Opinion
HHDCV186088321S
09-20-2019
UNPUBLISHED OPINION
OPINION
CESAR A. NOBLE, J.
The defendant, Roberge Painting Company, Inc., moves for summary judgment as to count two of the second amended complaint of the plaintiff, Anibal Vazquez, on the ground that there is no genuine issue of material fact regarding liability. The plaintiff’s alleged injury occurred when he attempted to move a plastic tarp that was secured to a live electrical wire with metal clamps, resulting in electrocution. The defendant argues that it did not perform any work in the area of the building where the plaintiff’s alleged injury occurred. The defendant further argues that it had completed its work and turned possession and control of the work area to Pratt & Whitney months before the plaintiff’s alleged injury occurred, and that it therefore did not owe the plaintiff a duty of care. The plaintiff responds that the defendant has a duty to anyone, including the plaintiff, who could foreseeably be injured by the work the defendant performed. The plaintiff further argues that there is a genuine issue of material fact as to whether the defendant performed work in the area where the plaintiff was allegedly injured.

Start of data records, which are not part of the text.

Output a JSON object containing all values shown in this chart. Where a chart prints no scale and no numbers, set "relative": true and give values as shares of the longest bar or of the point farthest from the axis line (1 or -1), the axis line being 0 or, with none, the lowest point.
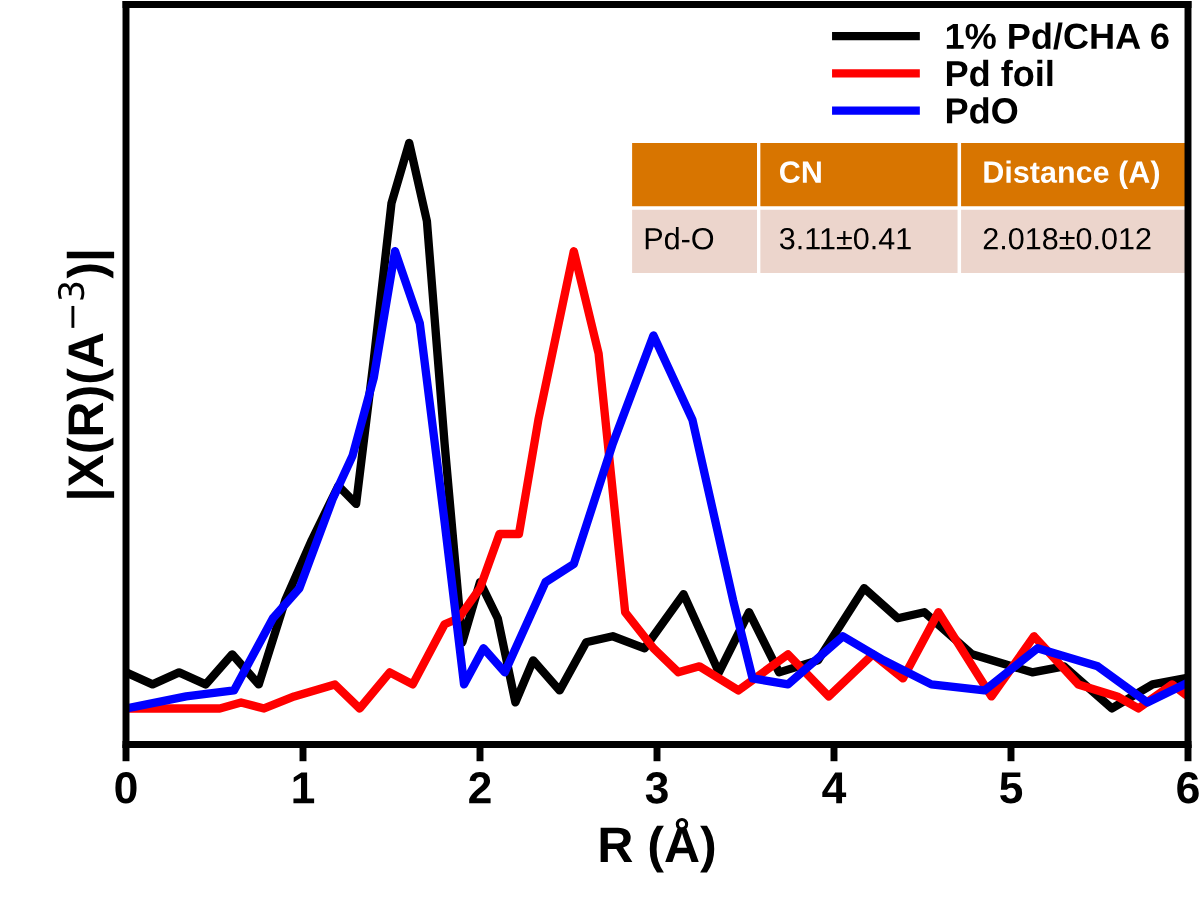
{
  "chart_data": {
    "type": "line",
    "relative": true,
    "xlabel": "R (Å)",
    "ylabel": "|X(R)(A$^{−3}$)|",
    "xlim": [
      0,
      6
    ],
    "xticks": [
      0,
      1,
      2,
      3,
      4,
      5,
      6
    ],
    "legend": "top right",
    "grid": false,
    "line_style": "solid",
    "marker": "none",
    "tick_labels": "x",
    "annotations": [
      "CN",
      "Distance (A)",
      "Pd-O",
      "3.11±0.41",
      "2.018±0.012"
    ],
    "series": [
      {
        "name": "1% Pd/CHA 6",
        "color": "#000000",
        "x": [
          0,
          0.15,
          0.3,
          0.45,
          0.6,
          0.75,
          0.9,
          1.05,
          1.2,
          1.3,
          1.4,
          1.5,
          1.6,
          1.7,
          1.8,
          1.9,
          2.0,
          2.1,
          2.2,
          2.3,
          2.45,
          2.6,
          2.75,
          2.93,
          3.15,
          3.35,
          3.52,
          3.69,
          3.91,
          4.17,
          4.36,
          4.51,
          4.78,
          5.12,
          5.3,
          5.57,
          5.8,
          5.98
        ],
        "values": [
          0.12,
          0.1,
          0.12,
          0.1,
          0.15,
          0.1,
          0.24,
          0.34,
          0.43,
          0.4,
          0.64,
          0.9,
          1.0,
          0.87,
          0.5,
          0.17,
          0.27,
          0.21,
          0.07,
          0.14,
          0.09,
          0.17,
          0.18,
          0.16,
          0.25,
          0.12,
          0.22,
          0.12,
          0.14,
          0.26,
          0.21,
          0.22,
          0.15,
          0.12,
          0.13,
          0.06,
          0.1,
          0.11
        ]
      },
      {
        "name": "Pd foil",
        "color": "#ff0000",
        "x": [
          0,
          0.53,
          0.65,
          0.78,
          0.95,
          1.18,
          1.32,
          1.49,
          1.62,
          1.8,
          1.88,
          2.0,
          2.11,
          2.22,
          2.33,
          2.53,
          2.67,
          2.82,
          2.98,
          3.12,
          3.24,
          3.46,
          3.74,
          3.97,
          4.22,
          4.39,
          4.59,
          4.89,
          5.13,
          5.38,
          5.6,
          5.72,
          5.91,
          6.0
        ],
        "values": [
          0.06,
          0.06,
          0.07,
          0.06,
          0.08,
          0.1,
          0.06,
          0.12,
          0.1,
          0.2,
          0.21,
          0.26,
          0.35,
          0.35,
          0.54,
          0.82,
          0.65,
          0.22,
          0.16,
          0.12,
          0.13,
          0.09,
          0.15,
          0.08,
          0.15,
          0.11,
          0.22,
          0.08,
          0.18,
          0.1,
          0.08,
          0.06,
          0.1,
          0.08
        ]
      },
      {
        "name": "PdO",
        "color": "#0000ff",
        "x": [
          0,
          0.34,
          0.61,
          0.83,
          0.98,
          1.17,
          1.28,
          1.4,
          1.52,
          1.66,
          1.8,
          1.91,
          2.02,
          2.14,
          2.37,
          2.53,
          2.75,
          2.98,
          3.2,
          3.43,
          3.54,
          3.74,
          4.05,
          4.28,
          4.55,
          4.85,
          5.15,
          5.49,
          5.77,
          5.98
        ],
        "values": [
          0.06,
          0.08,
          0.09,
          0.21,
          0.26,
          0.41,
          0.48,
          0.61,
          0.82,
          0.7,
          0.37,
          0.1,
          0.16,
          0.12,
          0.27,
          0.3,
          0.5,
          0.68,
          0.54,
          0.24,
          0.11,
          0.1,
          0.18,
          0.14,
          0.1,
          0.09,
          0.16,
          0.13,
          0.07,
          0.1
        ]
      }
    ]
  }
}
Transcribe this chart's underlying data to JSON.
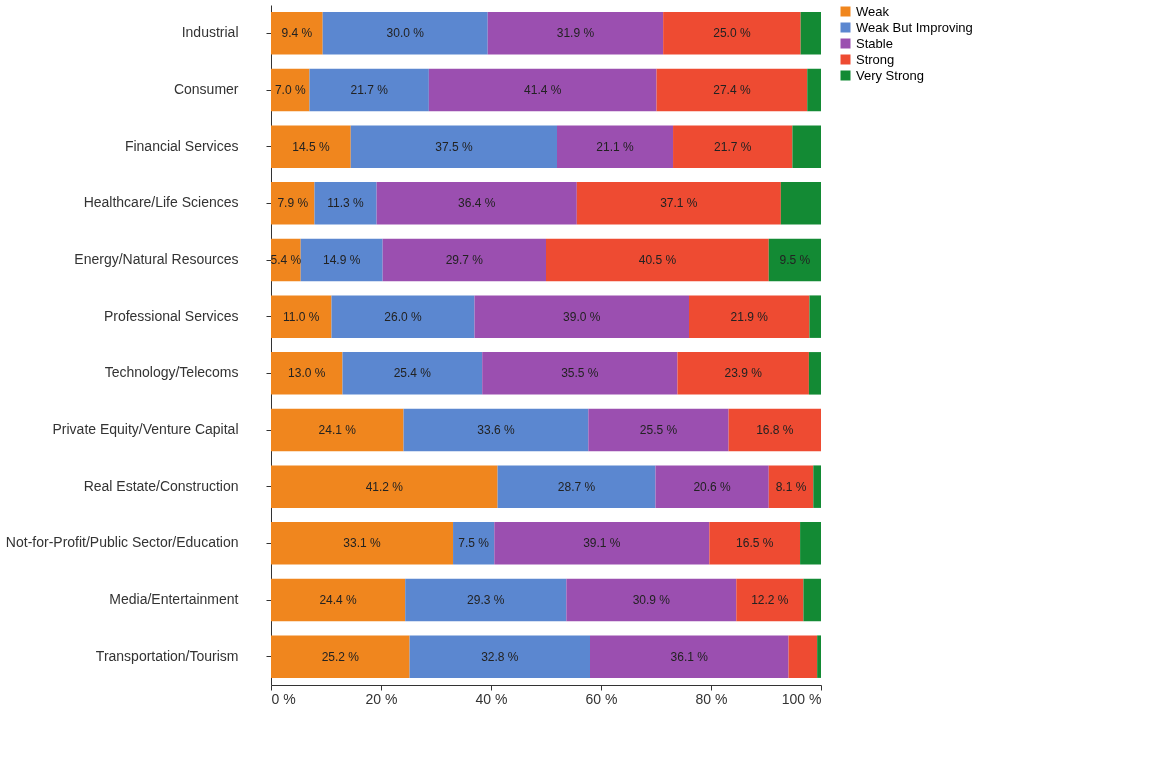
{
  "chart_data": {
    "type": "bar",
    "orientation": "horizontal",
    "stacked": true,
    "categories": [
      "Industrial",
      "Consumer",
      "Financial Services",
      "Healthcare/Life Sciences",
      "Energy/Natural Resources",
      "Professional Services",
      "Technology/Telecoms",
      "Private Equity/Venture Capital",
      "Real Estate/Construction",
      "Not-for-Profit/Public Sector/Education",
      "Media/Entertainment",
      "Transportation/Tourism"
    ],
    "series": [
      {
        "name": "Weak",
        "color": "#f0861e",
        "values": [
          9.4,
          7.0,
          14.5,
          7.9,
          5.4,
          11.0,
          13.0,
          24.1,
          41.2,
          33.1,
          24.4,
          25.2
        ],
        "value_labels": [
          "9.4 %",
          "7.0 %",
          "14.5 %",
          "7.9 %",
          "5.4 %",
          "11.0 %",
          "13.0 %",
          "24.1 %",
          "41.2 %",
          "33.1 %",
          "24.4 %",
          "25.2 %"
        ]
      },
      {
        "name": "Weak But Improving",
        "color": "#5b87d0",
        "values": [
          30.0,
          21.7,
          37.5,
          11.3,
          14.9,
          26.0,
          25.4,
          33.6,
          28.7,
          7.5,
          29.3,
          32.8
        ],
        "value_labels": [
          "30.0 %",
          "21.7 %",
          "37.5 %",
          "11.3 %",
          "14.9 %",
          "26.0 %",
          "25.4 %",
          "33.6 %",
          "28.7 %",
          "7.5 %",
          "29.3 %",
          "32.8 %"
        ]
      },
      {
        "name": "Stable",
        "color": "#9b4fb0",
        "values": [
          31.9,
          41.4,
          21.1,
          36.4,
          29.7,
          39.0,
          35.5,
          25.5,
          20.6,
          39.1,
          30.9,
          36.1
        ],
        "value_labels": [
          "31.9 %",
          "41.4 %",
          "21.1 %",
          "36.4 %",
          "29.7 %",
          "39.0 %",
          "35.5 %",
          "25.5 %",
          "20.6 %",
          "39.1 %",
          "30.9 %",
          "36.1 %"
        ]
      },
      {
        "name": "Strong",
        "color": "#ee4b32",
        "values": [
          25.0,
          27.4,
          21.7,
          37.1,
          40.5,
          21.9,
          23.9,
          16.8,
          8.1,
          16.5,
          12.2,
          5.2
        ],
        "value_labels": [
          "25.0 %",
          "27.4 %",
          "21.7 %",
          "37.1 %",
          "40.5 %",
          "21.9 %",
          "23.9 %",
          "16.8 %",
          "8.1 %",
          "16.5 %",
          "12.2 %",
          null
        ]
      },
      {
        "name": "Very Strong",
        "color": "#138a34",
        "values": [
          3.7,
          2.5,
          5.2,
          7.3,
          9.5,
          2.1,
          2.2,
          0.0,
          1.4,
          3.8,
          3.2,
          0.7
        ],
        "value_labels": [
          null,
          null,
          null,
          null,
          "9.5 %",
          null,
          null,
          null,
          null,
          null,
          null,
          null
        ]
      }
    ],
    "xlim": [
      0,
      100
    ],
    "xticks": [
      {
        "value": 0,
        "label": "0 %"
      },
      {
        "value": 20,
        "label": "20 %"
      },
      {
        "value": 40,
        "label": "40 %"
      },
      {
        "value": 60,
        "label": "60 %"
      },
      {
        "value": 80,
        "label": "80 %"
      },
      {
        "value": 100,
        "label": "100 %"
      }
    ],
    "grid": false,
    "legend": "right"
  }
}
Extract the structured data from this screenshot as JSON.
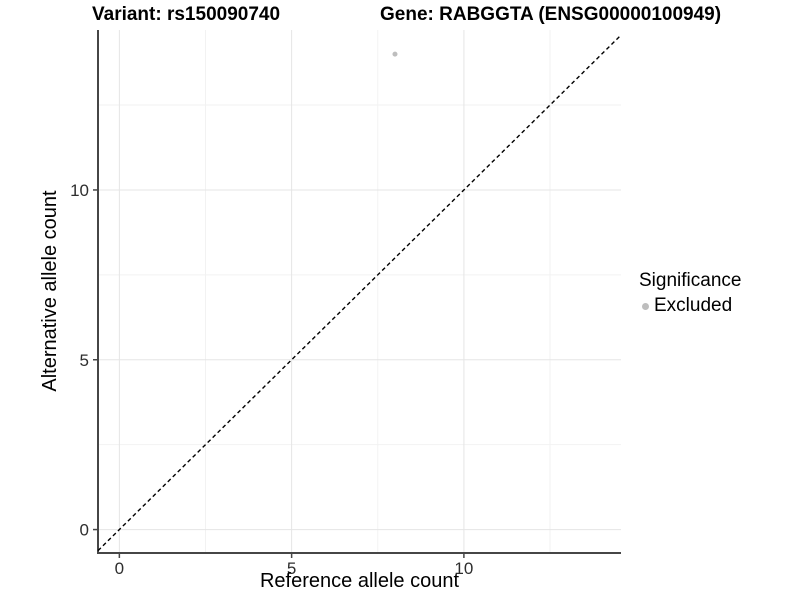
{
  "chart_data": {
    "type": "scatter",
    "title_left": "Variant: rs150090740",
    "title_right": "Gene: RABGGTA (ENSG00000100949)",
    "xlabel": "Reference allele count",
    "ylabel": "Alternative allele count",
    "xlim": [
      -0.62,
      14.56
    ],
    "ylim": [
      -0.69,
      14.71
    ],
    "x_ticks": [
      0,
      5,
      10
    ],
    "y_ticks": [
      0,
      5,
      10
    ],
    "x_tick_labels": [
      "0",
      "5",
      "10"
    ],
    "y_tick_labels": [
      "0",
      "5",
      "10"
    ],
    "x_minor_ticks": [
      2.5,
      7.5,
      12.5
    ],
    "y_minor_ticks": [
      2.5,
      7.5,
      12.5
    ],
    "grid": "major and minor gridlines on white panel",
    "axis_lines": "left and bottom only",
    "legend": {
      "title": "Significance",
      "position": "right",
      "entries": [
        {
          "label": "Excluded",
          "color": "#bebebe"
        }
      ]
    },
    "series": [
      {
        "name": "Excluded",
        "color": "#bebebe",
        "points": [
          {
            "x": 8,
            "y": 14
          }
        ]
      }
    ],
    "reference_line": {
      "type": "identity y=x",
      "style": "dashed",
      "color": "#000000"
    },
    "colors": {
      "background": "#ffffff",
      "grid_major": "#e5e5e5",
      "grid_minor": "#f2f2f2",
      "axis": "#464646",
      "tick_label": "#2e2e2e",
      "point": "#bebebe"
    }
  }
}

The plaintiff has alleged negligence against United Technologies Corporation, Pratt and Whitney Division (United Technologies) in count one. JCJ Services, LLC, (JCJ Services) the plaintiff’s employer, is a third-party defendant. For convenience, all references to the defendant in this order are to Roberge Painting Company, Inc.
"Practice Book § 17-49 provides that summary judgment shall be rendered forthwith if the pleadings, affidavits and any other proof submitted show that there is no genuine issue as to any material fact and that the moving party is entitled to judgment as a matter of law." (Internal quotation marks omitted.) Graham v. Commissioner of Transportation, 330 Conn. 400, 414, 195 A.3d 664 (2018). "A material fact ... [is] a fact which will make a difference in the result of the case." (Internal quotation marks omitted.) Doe v. West Hartford, 328 Conn. 172, 191-92, 177 A.3d 1128 (2018).
In the present case, there is a genuine issue of material fact as to whether the defendant performed work in the area where the plaintiff’s alleged injury occurred, including whether the defendant erected the relevant tarp in question. This is highlighted in the discovery responses of United Technologies and JCJ Services. United Technologies states in its response to the plaintiff’s interrogatories that the "Plaintiff’s Complaint is vague and ambiguous as to where the injury occurred," but that "upon information and belief, Plaintiff’s alleged injury occurred in Building M. The relevant enclosure/curtain in Building M would have been erected by Plaintiff’s employer JCJ ... or Roberge Painting Co., not Pratt & Whitney." JCJ Services states in its response to the plaintiff’s and defendant’s interrogatories that "[u]pon information and belief, the relevant enclosure/curtain in Building M was erected by Roberge Painting Co." Therefore, there is a genuine issue of material fact as to whether the defendant hung the tarp in question.
In addition, the parties disagree over the applicability of Minton v. Krish, 34 Conn.App. 361 (1994) to the present matter. In Minton, the court adopted the rule of foreseeability with respect to independent contractor liability and found that a contractor’s liability was not precluded by a foreseeable injury stemming from their work, despite the fact that the injury occurred several months after their work had been completed and accepted. Id., 361-62. Thus, in the present matter, it is irrelevant whether the defendant had possession or control of the work area at the time of the plaintiff’s alleged injury. Because there is a genuine issue of material fact as to whether the alleged defective condition arose from the work performed by the defendant, the applicability of Minton will ultimately depend on the plaintiff’s ability to show whether the defendant erected the tarp in question.
Viewing the evidence in the light most favorable to the plaintiff, there is a genuine issue of material fact as to whether the defendant hung the tarp in question. Accordingly, the defendant’s motion for summary judgment is hereby denied.